I am wonderring what is the meaning of a PASSIVE open?

Do some search and take some notes here:

Same question from Stackoverflow:

What is the difference between ACTIVE and PASSIVE connect in RFC 1006 TCP connections?

It’s explained here:

A passive OPEN request means that the process wants to accept incoming connection requests rather than attempting to initiate a connection.

In short passive OPEN are listen() and active OPEN are connect().


The TCP/IP Guide

TCP Connection Preparation: Transmission Control Blocks (TCBs) and Passive and Active Socket OPENs

Active and Passive OPENs

TCP/IP is based on the client/server model of operation, and TCP connection setup is based on the existence of these roles as well. The client and server each prepare for the connection by performing an OPEN operation. However, there are two different kinds of OPEN:

  • Active OPEN: A client process using TCP takes the “active role” and initiates the connection by actually sending a TCP message to start the connection (a SYN message).
  • Passive OPEN: A server process designed to use TCP, however, takes a more “laid-back” approach. It performs a passive OPEN by contacting TCP and saying “I am here, and I am waiting for clients that may wish to talk to me to send me a message on the following port number”. The OPEN is called passive because aside from indicating that the process is listening, the server process does nothing.

A passive OPEN can in fact specify that the server is waiting for an active OPEN from a specific client, though not all TCP/IP APIs support this capability.
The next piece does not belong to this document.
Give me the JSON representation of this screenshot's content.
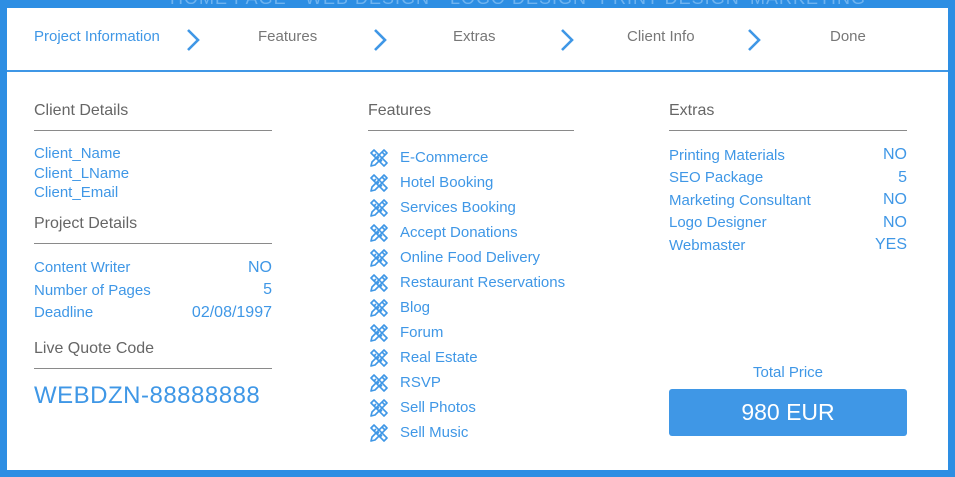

More commonly, a server process is willing to accept connections from all comers. Such a passive OPEN is said to be unspecified.

Key Concept: A client process initiates a TCP connection by performing an active OPEN, sending a SYN message to a server. A server process using TCP prepares for an incoming connection request by performing a passive OPEN. Both devices create for each TCP session a data structure used to hold important data related to the connection, called a transmission control block (TCB).

Preparation For Connection

Both the client and the server create the TCB for the connection at the time that they perform the OPEN. The client already knows the IP addresses and port numbers for both the client process and the server process it is trying to reach, so it can use these to uniquely identify the connection and the TCB that goes with it.

For the server, the concept of a TCB at this stage of the game is a bit more complex. If the server is in fact waiting for a particular client, it can identify the connection using its own socket and the socket of the client for which it is waiting. Normally, however, the server doesn’t know what client is trying to reach it. In fact, it could be contacted by more than one client nearly at the same time.

In this case, the server creates a TCB with an unspecified (zero) client socket number, and waits for an active OPEN to be received. It then binds the socket number of the client to the TCB for the passive OPEN as part of the connection process. To allow it to handle multiple incoming connections, the server process may in fact perform several unspecified passive OPENs simultaneously.

The transmission control block for a connection is maintained throughout the connection and destroyed when the connection is completely terminated and the device returns to the CLOSED state. TCP does include a procedure to handle the situation where both devices perform an active OPEN simultaneously. This is discussed in more detail in the next topic on the connection establishment process.